L’Etat malien a des problèmes avec toutes ses communautés, pas seulement les peuls

La Nation malienne est pluricommunautaire[1]. Chaque malienne et malien, s’identifie d’abord par sa communauté ethnique (le nom porté) et il ou elle en est fier(e). Aujourd’hui encore, de par son nom, on est peul, bambara, bwa, soninké, songhaï et aussi malienne ou malien. La colonisation, à travers la reconnaissance des chefs autochtones qu’elle a trouvé en place ou souvent l’installation des nouveaux chefs choisis au sein les communautés, a utilisé la logique communautaire à son profit. Pour la réalisation de son projet politique et économique, le pouvoir colonial s’est appuyé sur ces pouvoirs locaux auxquels il a accordé des prérogatives. Les pères de l’indépendance, pensant libérer les communautés de l’oppression, ont combattu les chefs de canton considérés comme des relais ou suppôts de l’administration coloniale.


Les arrondissements ont ainsi été créés comme des unités territoriales déconcentrées de l’Etat en remplacement ou par la fusion des cantons. Un fonctionnaire de l’Etat a été installé à la tête de chaque arrondissement avec l’esprit et presque les mêmes prérogatives que l’administrateur colonial. Les Chefs d’arrondissement, représentant du pouvoir central, ont pris toutes les prérogatives des chefs de canton qui ont été mis sous tutelle et réduit à l’état de subordonnés de l’autorité centrale sans aucune autonomie d’initiatives.

Toute tentative d’ouverture de débat sur les questions communautaires a été et est encore perçue comme une promotion du communautarisme qui serait une entrave à la réalisation de l’unité nationale. A partir de ce moment les diverses communautés locales qui composent la nation malienne ont pris le « maquis[2] » par rapport à l’Etat/nation centralisé. Ce modèle d’Etat, qui s’est donné comme objectif de faire de chaque malienne et malien un(e) « citoyen(ne) » débarrassé de son patrimoine communautaire, a de la peine à fonctionner avec efficacité. Pire, l’identité ethnique et communautaire est diabolisée au point de l’exclure de toutes les normes juridiques et institutionnelles nationales en oubliant que la diversité n’est pas le contraire de l’unité. La question communautaire devient communautariste si elle consiste à exclure et à stigmatiser l'autre. Au Mali jusqu'à présent notre patrimoine culturel nous a mis a l'abri d'une telle dérive. 

De nos jours l’ouverture démocratique et la conquête des droits et libertés publiques ont redonné l’initiative aux communautés et à leurs leaders. La logique communautaire qui a été longtemps opprimé prend sa « revanche » avec tous les risques de manipulation politique et administrative ancienne et nouvelle dans le choix et la nomination des chefs de villages et autres leaders communautaires. Les revendications communautaires débridées, auxquelles nous assistons aujourd’hui et qui sont une menace grave pour l’unité du pays, en sont les conséquences. Je reste convaincu que si nous refusons de gérer notre diversité, d’autres le feront dans leurs intérêts et à notre détriment.
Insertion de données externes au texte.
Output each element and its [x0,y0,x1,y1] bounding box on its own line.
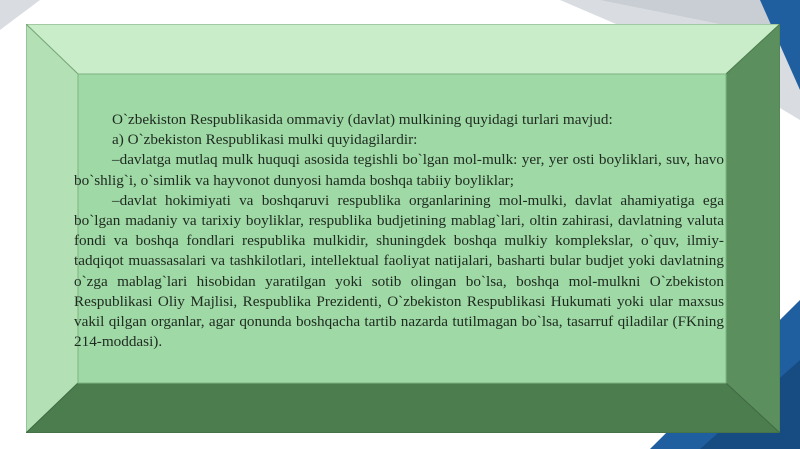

Hier, c’étaient les communautés tamasheqs et arabes qui ont pris les armes contre l’Etat centralisé et oppresseur pour eux. Aujourd’hui, c’est la communauté peul qui se sent à tord ou à raison brimer et qui  menace de s’armer pour se défendre. Demain ce serait d’autres communautés qui vont se manifester. Pendant qu’il est encore temps, nous devons faire face aux risques d’une explosion communautaire et ses conséquences pour l’unité notre nation et la stabilité du pays.

Donnons nous un projet national de refondation de l’Etat qui fait confiance et qui responsabilise nos communautés rurales et urbaines, sinon d’autres les mobiliseront pour leurs propres projets. Je propose pour ce faire l’ouverture rapide d’un débat public sur :

a)  La reconnaissance et la réhabilitation de la question communautaire dans notre acte fondamental lors de la prochaine révision constitutionnelle ;
b)   La codification du choix et de l’investiture des leaders locaux selon les traditions et les us et coutumes de chaque communauté de notre pays
c)   La responsabilisation des leaders communautaires dans le déploiement de l’action publique sur leur territoire en leur accordant un espace d’initiative et des moyens facilitant l’exercice.


Ousmane SY
Commandeur de l’Ordre National
Ancien Ministre de l’administration du territoire




[1] Plusieurs communautés et plusieurs langues qui ont coexisté et construit des règles du vivre ensemble depuis plusieurs siècles
[2] Les communautés et leurs vrais chefs se protègent de l’Etat et profitent de toutes les occasions pour lui porter des coups tout en lui soutirant le maximum de profits possibles.